Tout en ne cessant jamais de voyager, plus encore, par mes livres.
Adepte de littérature mondiale d'abord. Et puis comme cette littérature vous apprend que l'Homme est un (comme disait Etiemble), j'ai commencé à m'intéresser tout naturellement à ces sciences que l'on dit humaines et qui nous parlent de religions, de mythes, de folklore, d'ethnologie, de contes de fées, de langues et d'écritures. D'histoire aussi bien sûr.
Et cela fait maintenant presque vingt ans que j'en parle dans mon Voyage autour de ma Bibliothèque, mon premier site. Auquel j'ai joint un deuxième site, mon Bloc-notes, pour des découvertes plus actuelles.
Mais : « tes textes sont trop longs », m'ont dit mes amis.
« Trop de détails, trop de digressions ».

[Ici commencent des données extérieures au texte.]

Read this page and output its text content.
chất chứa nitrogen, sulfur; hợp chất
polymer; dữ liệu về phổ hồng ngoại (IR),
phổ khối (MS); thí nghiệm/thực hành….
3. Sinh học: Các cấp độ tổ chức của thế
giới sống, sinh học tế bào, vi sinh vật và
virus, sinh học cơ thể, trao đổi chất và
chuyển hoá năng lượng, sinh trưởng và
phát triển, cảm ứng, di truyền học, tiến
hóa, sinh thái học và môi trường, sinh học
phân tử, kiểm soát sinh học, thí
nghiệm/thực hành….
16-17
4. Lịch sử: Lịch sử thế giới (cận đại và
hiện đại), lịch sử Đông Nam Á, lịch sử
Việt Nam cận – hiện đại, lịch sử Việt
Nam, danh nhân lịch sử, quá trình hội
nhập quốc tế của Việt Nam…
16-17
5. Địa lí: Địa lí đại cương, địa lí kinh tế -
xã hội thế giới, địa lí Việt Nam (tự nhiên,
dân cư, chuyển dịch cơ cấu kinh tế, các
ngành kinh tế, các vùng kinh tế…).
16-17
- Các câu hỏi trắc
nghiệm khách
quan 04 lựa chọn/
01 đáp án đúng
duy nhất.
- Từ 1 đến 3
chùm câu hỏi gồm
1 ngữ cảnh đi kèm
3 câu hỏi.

Ils voulaient probablement dire que je devenais trop pédant et que je les ennuyais. Alors j'ai coupé, élagué, re-rédigé, essayé de rendre mes textes plus lisibles, plus attrayants aussi par la typographie, et faciles à télécharger (en PDF qui a l'avantage de conserver les illustrations, notes de bas de pages et pagination ou e-pub pour ceux qui préfèrent ce mode pour leurs liseuses électroniques). Le résultat : ces Carnets d'un dilettante. Voilà. Je ne sais pas si j'ai réussi. Dites-moi ce que vous en pensez. Si vous en avez envie.